A small, dynamic woman burst into the chapel wearing yoga pants and a sports bra with high-heeled tango shoes. She waved at them all, amused by their puzzlement.
“Sorry, I’m Kimmi,” she said. “I’m the cruise director as well as the entertainment director, they doubled me up on duties for this cruise because it’s so small. You must be the string quartet from Israel. I came in to get a Bible. I’ll just grab one and get out of your hair.”
She strode to the lectern and looked behind it, into its shelf, talking steadily as she went, trying to mini
mize any awkwardness she’d caused.
“We’re planning a performance for the talent show later in the cruise, a few of us entertainment crewmembers.

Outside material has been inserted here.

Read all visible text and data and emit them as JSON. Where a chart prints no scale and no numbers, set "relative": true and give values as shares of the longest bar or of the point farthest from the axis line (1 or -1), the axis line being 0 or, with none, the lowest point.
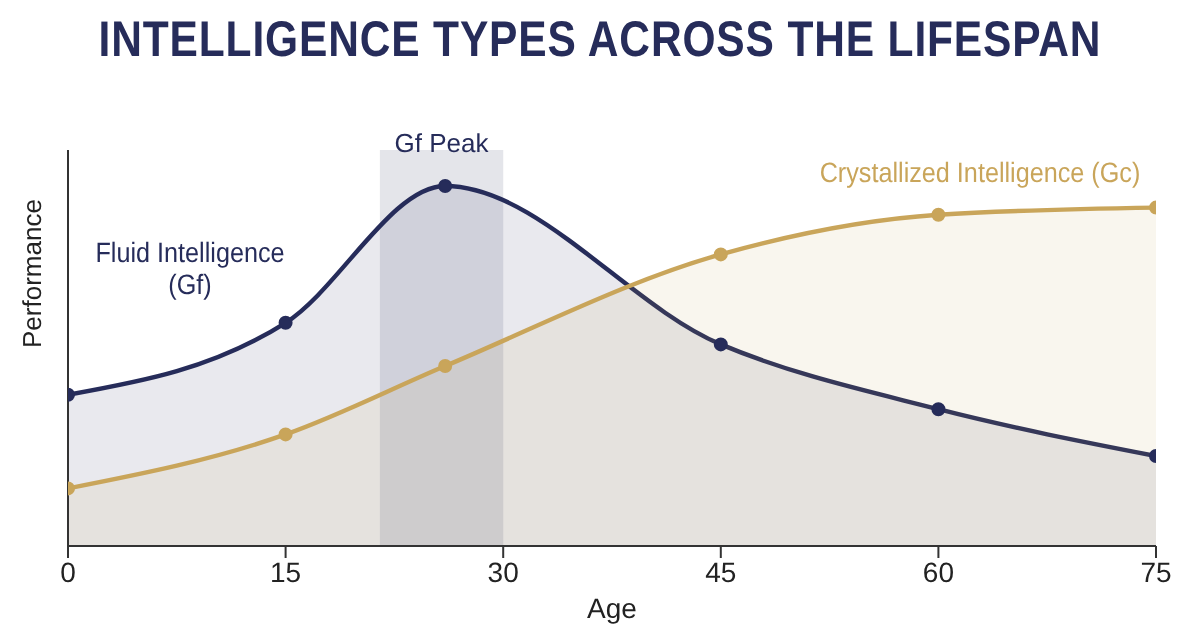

We wanted something ocean-related, and Park thought of the story of the parting of the Red Sea as maybe a jumping-off point, but none of us really remember the exact text and there’s no Internet so we can’t Google it.” She rummaged around. “Can there really be no Bible? What kind of a chapel is this?”
“We might be able to help you,” said Jakov. “We’re all familiar with the book of Exodus.”

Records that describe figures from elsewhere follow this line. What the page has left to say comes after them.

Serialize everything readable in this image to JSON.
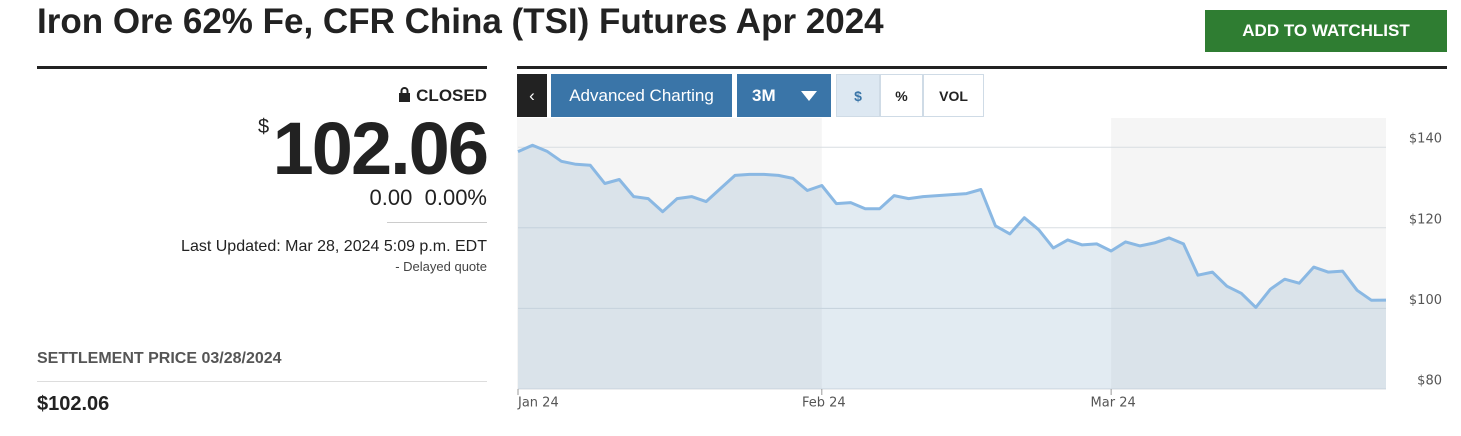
{
  "header": {
    "title": "Iron Ore 62% Fe, CFR China (TSI) Futures Apr 2024",
    "button": "ADD TO WATCHLIST"
  },
  "quote": {
    "status": "CLOSED",
    "currency": "$",
    "price": "102.06",
    "change": "0.00",
    "change_pct": "0.00%",
    "last_updated": "Last Updated: Mar 28, 2024 5:09 p.m. EDT",
    "delay": "-  Delayed quote",
    "settlement_label": "SETTLEMENT PRICE 03/28/2024",
    "settlement_value": "$102.06"
  },
  "toolbar": {
    "advanced": "Advanced Charting",
    "range": "3M",
    "units": [
      "$",
      "%",
      "VOL"
    ]
  },
  "chart_data": {
    "type": "area",
    "color": "#8ab8e3",
    "categories": [
      "Jan 24",
      null,
      null,
      null,
      null,
      null,
      null,
      null,
      null,
      null,
      null,
      null,
      null,
      null,
      null,
      null,
      null,
      null,
      null,
      null,
      null,
      "Feb 24",
      null,
      null,
      null,
      null,
      null,
      null,
      null,
      null,
      null,
      null,
      null,
      null,
      null,
      null,
      null,
      null,
      null,
      null,
      null,
      "Mar 24",
      null,
      null,
      null,
      null,
      null,
      null,
      null,
      null,
      null,
      null,
      null,
      null,
      null,
      null,
      null,
      null,
      null,
      null,
      null
    ],
    "values": [
      138.9,
      140.5,
      139,
      136.5,
      135.75,
      135.5,
      131,
      132,
      127.75,
      127.25,
      124,
      127.25,
      127.75,
      126.5,
      129.75,
      133,
      133.25,
      133.25,
      133,
      132.25,
      129.25,
      130.5,
      126,
      126.25,
      124.75,
      124.75,
      128,
      127.25,
      127.75,
      128,
      128.25,
      128.5,
      129.5,
      120.5,
      118.5,
      122.5,
      119.5,
      115,
      117,
      115.75,
      116,
      114.25,
      116.5,
      115.5,
      116.25,
      117.5,
      116,
      108.25,
      109,
      105.5,
      103.75,
      100.25,
      104.75,
      107.25,
      106.25,
      110.25,
      109,
      109.25,
      104.5,
      102,
      102.06
    ],
    "ylim": [
      80,
      147.25
    ],
    "yticks": [
      {
        "value": 80,
        "label": "$80"
      },
      {
        "value": 100,
        "label": "$100"
      },
      {
        "value": 120,
        "label": "$120"
      },
      {
        "value": 140,
        "label": "$140"
      }
    ],
    "grid": true
  }
}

“Moses held out his staff,” said Isaac, “and the Red Sea was parted by God.”
“The Israelites walked on dry land, pursued by the Egyptian army,” said Jakov. “Once the Israelites were safely through, the sea closed again, and the Egyptian army drowned.”
“That’s right,” said Isaac. “And there was a pillar of cloud by day and a pillar of fire by night.”

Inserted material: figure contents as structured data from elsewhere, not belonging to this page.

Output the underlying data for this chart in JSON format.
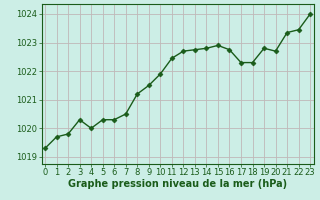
{
  "x": [
    0,
    1,
    2,
    3,
    4,
    5,
    6,
    7,
    8,
    9,
    10,
    11,
    12,
    13,
    14,
    15,
    16,
    17,
    18,
    19,
    20,
    21,
    22,
    23
  ],
  "y": [
    1019.3,
    1019.7,
    1019.8,
    1020.3,
    1020.0,
    1020.3,
    1020.3,
    1020.5,
    1021.2,
    1021.5,
    1021.9,
    1022.45,
    1022.7,
    1022.75,
    1022.8,
    1022.9,
    1022.75,
    1022.3,
    1022.3,
    1022.8,
    1022.7,
    1023.35,
    1023.45,
    1024.0
  ],
  "line_color": "#1a5c1a",
  "marker": "D",
  "marker_size": 2.5,
  "line_width": 1.0,
  "bg_color": "#cceee6",
  "grid_color": "#c0b8b8",
  "ylabel_ticks": [
    1019,
    1020,
    1021,
    1022,
    1023,
    1024
  ],
  "xlabel_ticks": [
    0,
    1,
    2,
    3,
    4,
    5,
    6,
    7,
    8,
    9,
    10,
    11,
    12,
    13,
    14,
    15,
    16,
    17,
    18,
    19,
    20,
    21,
    22,
    23
  ],
  "xlabel": "Graphe pression niveau de la mer (hPa)",
  "ylim": [
    1018.75,
    1024.35
  ],
  "xlim": [
    -0.3,
    23.3
  ],
  "tick_fontsize": 6,
  "label_fontsize": 7,
  "tick_color": "#1a5c1a",
  "spine_color": "#1a5c1a",
  "label_fontweight": "bold"
}
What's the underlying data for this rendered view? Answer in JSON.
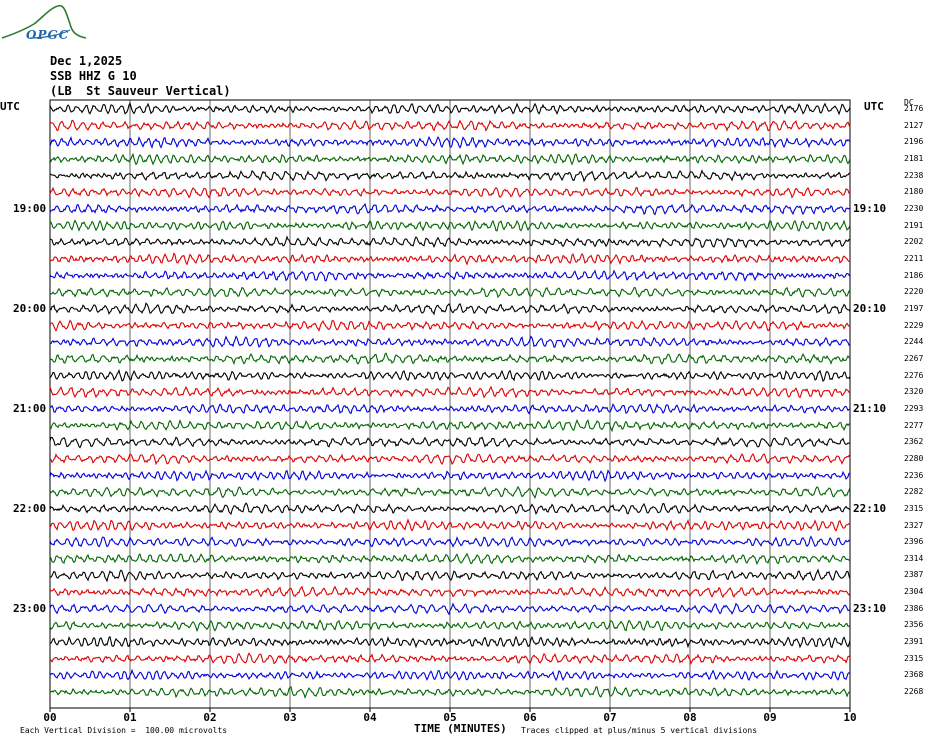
{
  "logo": {
    "text": "OPGC"
  },
  "header": {
    "date": "Dec 1,2025",
    "channel": "SSB HHZ G 10",
    "station": "(LB  St Sauveur Vertical)"
  },
  "left_utc_label": "UTC",
  "right_utc_label": "UTC",
  "dc_label": "DC",
  "footer": {
    "left_note": "Each Vertical Division =  100.00 microvolts",
    "right_note": "Traces clipped at plus/minus 5 vertical divisions"
  },
  "chart_data": {
    "type": "line",
    "xlabel": "TIME (MINUTES)",
    "x_ticks": [
      "00",
      "01",
      "02",
      "03",
      "04",
      "05",
      "06",
      "07",
      "08",
      "09",
      "10"
    ],
    "xlim": [
      0,
      10
    ],
    "grid": true,
    "trace_colors": [
      "#000000",
      "#dd0000",
      "#0000dd",
      "#006600"
    ],
    "left_hour_labels": [
      {
        "row": 6,
        "text": "19:00"
      },
      {
        "row": 12,
        "text": "20:00"
      },
      {
        "row": 18,
        "text": "21:00"
      },
      {
        "row": 24,
        "text": "22:00"
      },
      {
        "row": 30,
        "text": "23:00"
      }
    ],
    "right_hour_labels": [
      {
        "row": 6,
        "text": "19:10"
      },
      {
        "row": 12,
        "text": "20:10"
      },
      {
        "row": 18,
        "text": "21:10"
      },
      {
        "row": 24,
        "text": "22:10"
      },
      {
        "row": 30,
        "text": "23:10"
      }
    ],
    "dc_offsets": [
      2176,
      2127,
      2196,
      2181,
      2238,
      2180,
      2230,
      2191,
      2202,
      2211,
      2186,
      2220,
      2197,
      2229,
      2244,
      2267,
      2276,
      2320,
      2293,
      2277,
      2362,
      2280,
      2236,
      2282,
      2315,
      2327,
      2396,
      2314,
      2387,
      2304,
      2386,
      2356,
      2391,
      2315,
      2368,
      2268
    ]
  }
}
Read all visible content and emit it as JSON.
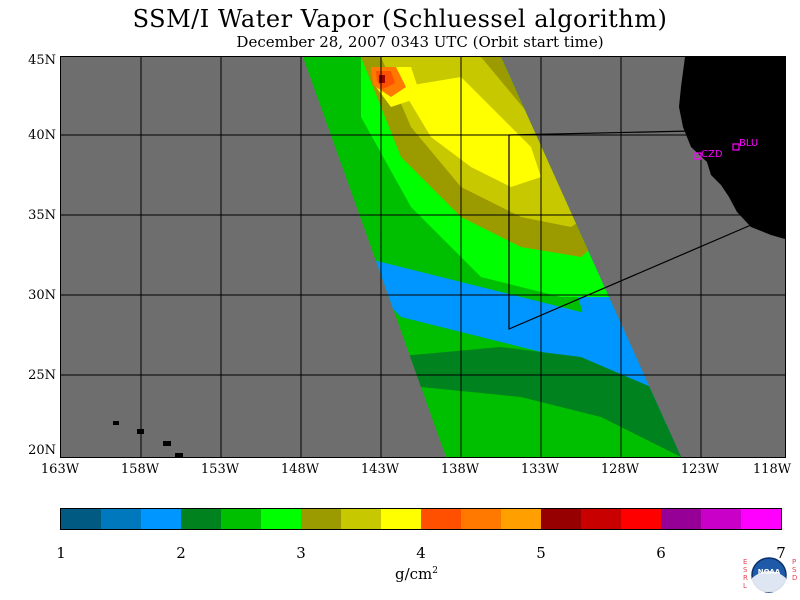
{
  "header": {
    "title": "SSM/I Water Vapor (Schluessel algorithm)",
    "subtitle": "December 28, 2007  0343 UTC  (Orbit start time)"
  },
  "map": {
    "latitude_labels": [
      "45N",
      "40N",
      "35N",
      "30N",
      "25N",
      "20N"
    ],
    "longitude_labels": [
      "163W",
      "158W",
      "153W",
      "148W",
      "143W",
      "138W",
      "133W",
      "128W",
      "123W",
      "118W"
    ],
    "stations": [
      "CZD",
      "BLU"
    ],
    "land_color": "#000000",
    "no_data_color": "#6e6e6e",
    "station_color": "#ff00ff"
  },
  "colorbar": {
    "colors": [
      "#005a82",
      "#0078be",
      "#0096ff",
      "#00821e",
      "#00be00",
      "#00ff00",
      "#9b9b00",
      "#c8c800",
      "#ffff00",
      "#ff5000",
      "#ff7800",
      "#ffa000",
      "#960000",
      "#c80000",
      "#ff0000",
      "#960096",
      "#c800c8",
      "#ff00ff"
    ],
    "tick_labels": [
      "1",
      "2",
      "3",
      "4",
      "5",
      "6",
      "7"
    ],
    "units_main": "g/cm",
    "units_sup": "2"
  },
  "logo": {
    "left_text": "ESRL",
    "right_text": "PSD",
    "center_text": "NOAA"
  }
}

Miriam nodded. Here she’d just been playing staccato machine-gun fire that sonically re-created her own army’s successful war with the Egyptians, and now they were talking about the Egyptian army drowning while the Jews were saved in the Torah. There were similarities in the two scenarios, but no one had parted the Red Sea in 1967. The Jews had had to fight, with the element of surprise standing in for God’s miracle.
“Don’t forget the Song of the Sea,” she said.
“The Song of the Sea,” said Kimmi. “That’s what I came to look up! I need the words.”
“It’s long and I don’t know it all, but I can tell you Miriam’s Song, which she sings after the Israelites cross to safety,” said Miriam. “It’s much shorter, and it goes in English, ‘Sing to the Lord, for he is highly exalted. Both horse and driver he has hurled into the sea.’ Not really talent-show material, though.”